Now all this was pretty upsetting, as you can imagine, but please save your sympathy for when I tell you what happened next.

There he was, sitting on the edge of the hospital bed as he changed out of his gown and back into his regular clothes, chatting about how pleased he was to be going home, when it happened. . . he put on one sock, and then he completely messed with my mind by putting his shoe on, without putting a sock on the other foot first. When he saw my look of horror, he laughed like it was no big deal. Laughed!

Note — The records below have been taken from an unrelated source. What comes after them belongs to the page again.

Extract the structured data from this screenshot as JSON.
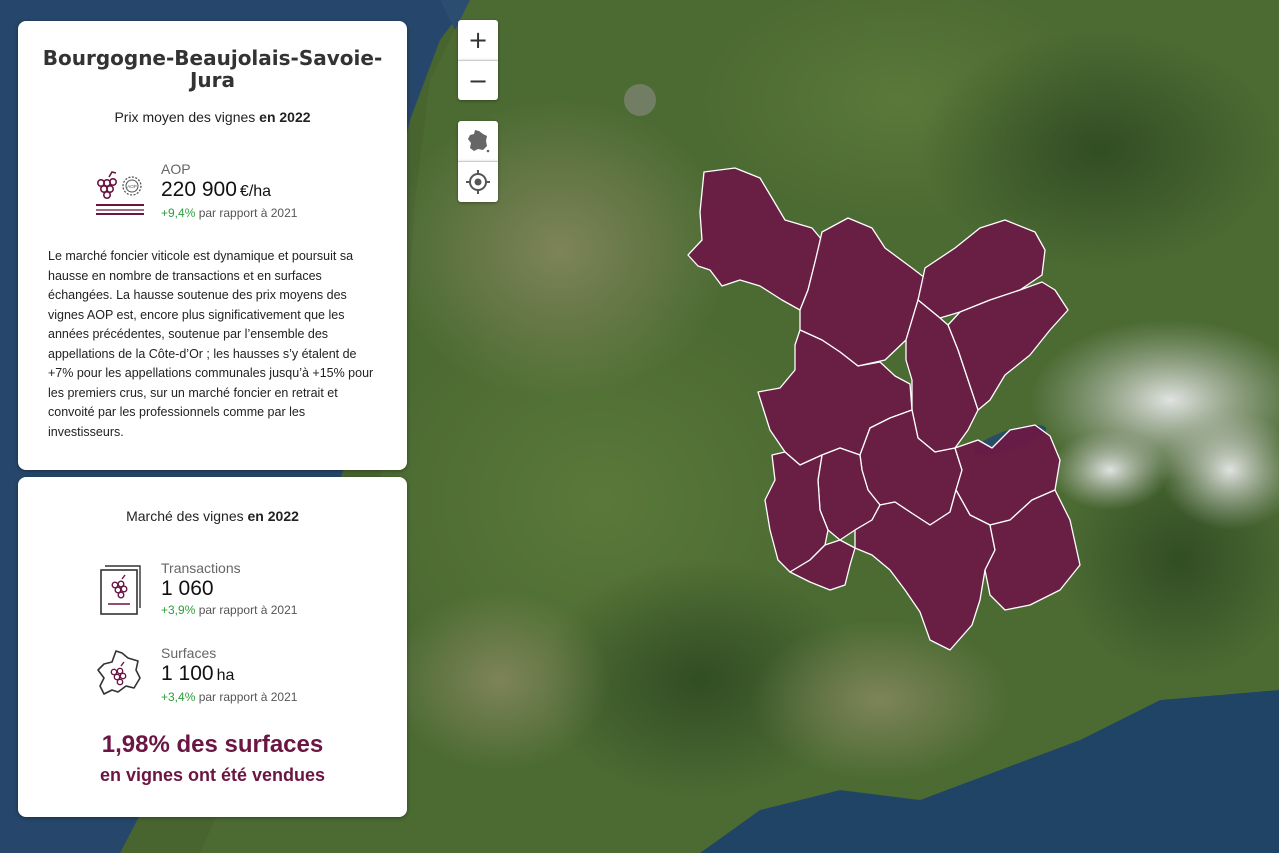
{
  "map": {
    "colors": {
      "region_fill": "#6b1a45",
      "region_border": "#ffffff",
      "accent": "#6b1542",
      "positive": "#2e9e3b"
    },
    "controls": {
      "zoom_in": "+",
      "zoom_out": "−",
      "france_icon": "france-map-icon",
      "locate_icon": "crosshair-icon"
    }
  },
  "price_panel": {
    "region": "Bourgogne-Beaujolais-Savoie-Jura",
    "subtitle_prefix": "Prix moyen des vignes",
    "subtitle_year": "en 2022",
    "aop": {
      "label": "AOP",
      "value": "220 900",
      "unit": "€/ha",
      "delta_pct": "+9,4%",
      "delta_text": "par rapport à 2021",
      "icon": "aop-grapes-icon"
    },
    "description": "Le marché foncier viticole est dynamique et poursuit sa hausse en nombre de transactions et en surfaces échangées. La hausse soutenue des prix moyens des vignes AOP est, encore plus significativement que les années précédentes, soutenue par l’ensemble des appellations de la Côte-d’Or ; les hausses s’y étalent de +7% pour les appellations communales jusqu’à +15% pour les premiers crus, sur un marché foncier en retrait et convoité par les professionnels comme par les investisseurs."
  },
  "market_panel": {
    "subtitle_prefix": "Marché des vignes",
    "subtitle_year": "en 2022",
    "transactions": {
      "label": "Transactions",
      "value": "1 060",
      "delta_pct": "+3,9%",
      "delta_text": "par rapport à 2021",
      "icon": "document-grapes-icon"
    },
    "surfaces": {
      "label": "Surfaces",
      "value": "1 100",
      "unit": "ha",
      "delta_pct": "+3,4%",
      "delta_text": "par rapport à 2021",
      "icon": "france-grapes-icon"
    },
    "highlight_line1": "1,98% des surfaces",
    "highlight_line2": "en vignes ont été vendues"
  }
}
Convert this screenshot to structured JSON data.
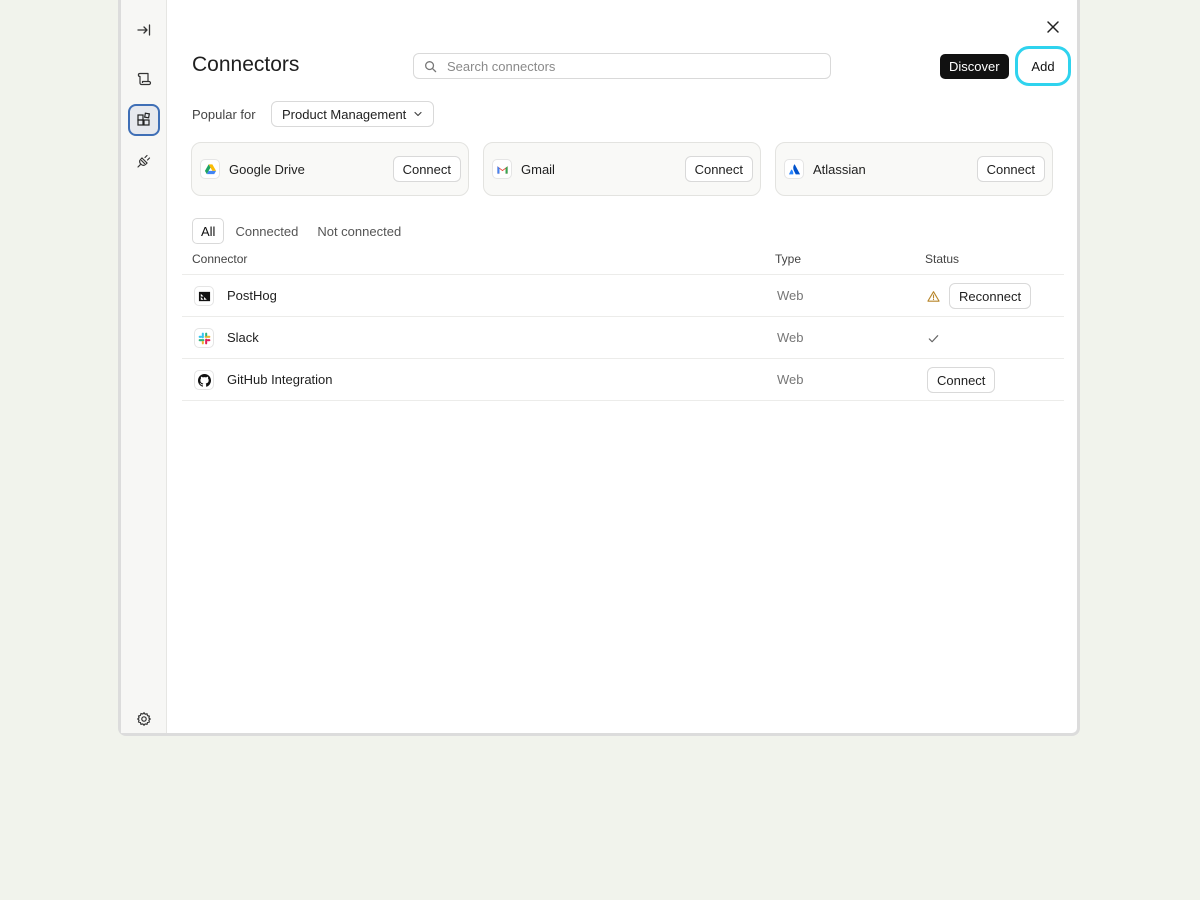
{
  "header": {
    "title": "Connectors",
    "search_placeholder": "Search connectors",
    "discover_label": "Discover",
    "add_label": "Add"
  },
  "popular": {
    "label": "Popular for",
    "selected": "Product Management",
    "cards": [
      {
        "name": "Google Drive",
        "icon": "google-drive-icon",
        "action": "Connect"
      },
      {
        "name": "Gmail",
        "icon": "gmail-icon",
        "action": "Connect"
      },
      {
        "name": "Atlassian",
        "icon": "atlassian-icon",
        "action": "Connect"
      }
    ]
  },
  "filters": {
    "all": "All",
    "connected": "Connected",
    "not_connected": "Not connected",
    "active": "All"
  },
  "table": {
    "headers": {
      "connector": "Connector",
      "type": "Type",
      "status": "Status"
    },
    "rows": [
      {
        "name": "PostHog",
        "icon": "posthog-icon",
        "type": "Web",
        "status_icon": "warning-icon",
        "status_action": "Reconnect"
      },
      {
        "name": "Slack",
        "icon": "slack-icon",
        "type": "Web",
        "status_icon": "check-icon"
      },
      {
        "name": "GitHub Integration",
        "icon": "github-icon",
        "type": "Web",
        "status_action": "Connect"
      }
    ]
  },
  "sidebar": {
    "icons": [
      "collapse-sidebar-icon",
      "scroll-icon",
      "connectors-icon",
      "plugin-icon",
      "settings-icon"
    ],
    "active": "connectors-icon"
  },
  "colors": {
    "background": "#f1f3ec",
    "accent_focus": "#2fd3ee",
    "active_outline": "#3f6fb6",
    "discover_bg": "#111111",
    "warning": "#b8862b"
  }
}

Either that lumbar puncture messed with his mind, or after ten years he still doesn’t know me at all.

Over the next few days I tiptoed round the place, and tried not to say anything upsetting like, ‘would you like me to make you a coffee?’, or ‘shall I get you a painkiller?’, or ‘shall I rub your aching muscles, yes even THAT one?’ A terse monosyllabic reply was usually forthcoming, but still I persevered with my loving ministrations. (Don’t believe him if he tries to tell you otherwise. I’m pretty sure I only swore at him in my head.)

Did I mention that I also had our daughter home that whole time with a nasty dose of tonsillitis?  I’m pretty sure that Martyr of the Year Award will be arriving any day now.

After eight days, 6 hours and forty-three minutes, his headache finally went and he was ready to become an active member of society again. How did he repay me? With a big grin on his face he got dressed in front of me, put one sock on, then his jeans and shirt, before putting that other damned sock on.  And then my head exploded.

I think these are reasonable grounds for divorce.